# How do you factor y^4+8y^3+12?

Feb 20, 2017

If the question is correct as stands then the answer is complicated, but here's a sketch of how you can do it...

#### Explanation:

${y}^{4} + 8 {y}^{3} + 12$

Let $t = y + 2$

Then:

${y}^{4} + 8 {y}^{3} + 12 = {\left(y + 2\right)}^{4} - 24 {\left(y + 2\right)}^{2} + 64 \left(y + 2\right) - 36$

$\textcolor{w h i t e}{{y}^{4} + 8 {y}^{3} + 12} = {t}^{4} - 24 {t}^{2} + 64 t - 36$

$\textcolor{w h i t e}{{y}^{4} + 8 {y}^{3} + 12} = \left({t}^{2} - a t + b\right) \left({t}^{2} + a t + c\right)$

$\textcolor{w h i t e}{{y}^{4} + 8 {y}^{3} + 12} = {t}^{4} + \left(b + c - {a}^{2}\right) {t}^{2} + a \left(b - c\right) t + b c$

Equating coefficients:

$\left\{\begin{matrix}b + c = {a}^{2} - 24 \\ b - c = \frac{64}{a} \\ b c = - 36\end{matrix}\right.$

Hence:

${a}^{4} - 48 {a}^{2} + 576 = {\left({a}^{2} - 24\right)}^{2} = {\left(b + c\right)}^{2} = {\left(b - c\right)}^{2} + 4 b c = \frac{4096}{a} ^ 2 - 144$

Hence:

$0 = {\left({a}^{2}\right)}^{3} - 48 {\left({a}^{2}\right)}^{2} + 720 \left({a}^{2}\right) - 4096$

$\textcolor{w h i t e}{0} = {\left({a}^{2} - 16\right)}^{3} - 48 \left({a}^{2} - 16\right) - 768$

Using Cardano's method, let ${a}^{2} - 16 = u + v$

Then:

${u}^{3} + {v}^{3} + 3 \left(u v - 16\right) \left(u + v\right) - 768 = 0$

Add the constraint $v = \frac{16}{u}$ to eliminate the term in $\left(u + v\right)$ and get:

${\left({u}^{3}\right)}^{2} - 768 \left({u}^{3}\right) + 4096 = 0$

${u}^{3} = \frac{768 \pm \sqrt{{768}^{2} - 4 \left(1\right) \left(4096\right)}}{2}$

$\textcolor{w h i t e}{{u}^{3}} = 384 \pm 64 \sqrt{35}$

$\textcolor{w h i t e}{{u}^{3}} = {4}^{3} \left(6 \pm \sqrt{35}\right)$

Hence:

${a}^{2} = 16 + 4 \sqrt{6 + \sqrt{35}} + 4 \sqrt{6 - \sqrt{35}}$

We can use the positive square root:

$a = 2 \sqrt{4 + \sqrt{6 + \sqrt{35}} + \sqrt{6 - \sqrt{35}}}$

Then:

$b = \frac{1}{2} \left({a}^{2} - 24 + \frac{64}{a}\right)$

$c = \frac{1}{2} \left({a}^{2} - 24 - \frac{64}{a}\right)$

Leaving us with two quadratics to solve:

${t}^{2} - a t + b = 0$

${t}^{2} + a t + c = 0$

yielding $4$ roots: ${t}_{1} , {t}_{2} , {t}_{3} , {t}_{4}$.

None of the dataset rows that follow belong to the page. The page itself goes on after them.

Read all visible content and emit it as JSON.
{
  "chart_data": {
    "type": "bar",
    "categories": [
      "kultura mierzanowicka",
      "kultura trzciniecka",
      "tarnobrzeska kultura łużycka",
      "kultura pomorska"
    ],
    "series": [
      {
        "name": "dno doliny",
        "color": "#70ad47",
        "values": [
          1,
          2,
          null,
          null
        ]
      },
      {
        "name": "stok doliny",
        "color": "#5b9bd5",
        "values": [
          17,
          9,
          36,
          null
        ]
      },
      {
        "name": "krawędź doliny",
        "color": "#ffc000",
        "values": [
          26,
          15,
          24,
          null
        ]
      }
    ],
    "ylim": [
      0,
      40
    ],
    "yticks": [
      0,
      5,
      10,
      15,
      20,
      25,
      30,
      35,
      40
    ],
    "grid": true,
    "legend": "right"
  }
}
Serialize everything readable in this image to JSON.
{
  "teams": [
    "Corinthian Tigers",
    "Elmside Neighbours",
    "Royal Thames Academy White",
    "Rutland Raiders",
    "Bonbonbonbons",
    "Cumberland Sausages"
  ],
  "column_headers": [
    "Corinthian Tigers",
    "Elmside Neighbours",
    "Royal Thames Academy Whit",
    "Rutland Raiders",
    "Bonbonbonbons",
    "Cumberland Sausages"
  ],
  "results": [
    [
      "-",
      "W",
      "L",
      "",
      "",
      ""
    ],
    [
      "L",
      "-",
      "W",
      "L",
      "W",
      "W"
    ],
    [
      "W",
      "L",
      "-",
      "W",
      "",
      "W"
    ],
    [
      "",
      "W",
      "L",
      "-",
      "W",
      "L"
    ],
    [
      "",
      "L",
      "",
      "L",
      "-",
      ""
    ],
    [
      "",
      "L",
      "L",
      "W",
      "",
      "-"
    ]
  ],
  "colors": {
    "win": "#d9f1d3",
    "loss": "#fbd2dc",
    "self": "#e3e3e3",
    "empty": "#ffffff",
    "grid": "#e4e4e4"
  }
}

Then the zeros of our original quartic are given by:

${y}_{n} = {t}_{n} - 2$

Hence we find a factorisation:

${y}^{4} + 8 {y}^{3} + 12 = \left(y - {y}_{1}\right) \left(y - {y}_{2}\right) \left(y - {y}_{3}\right) \left(y - {y}_{4}\right)$

where ${y}_{1} , {y}_{2} , {y}_{3} , {y}_{4}$ are the four zeros.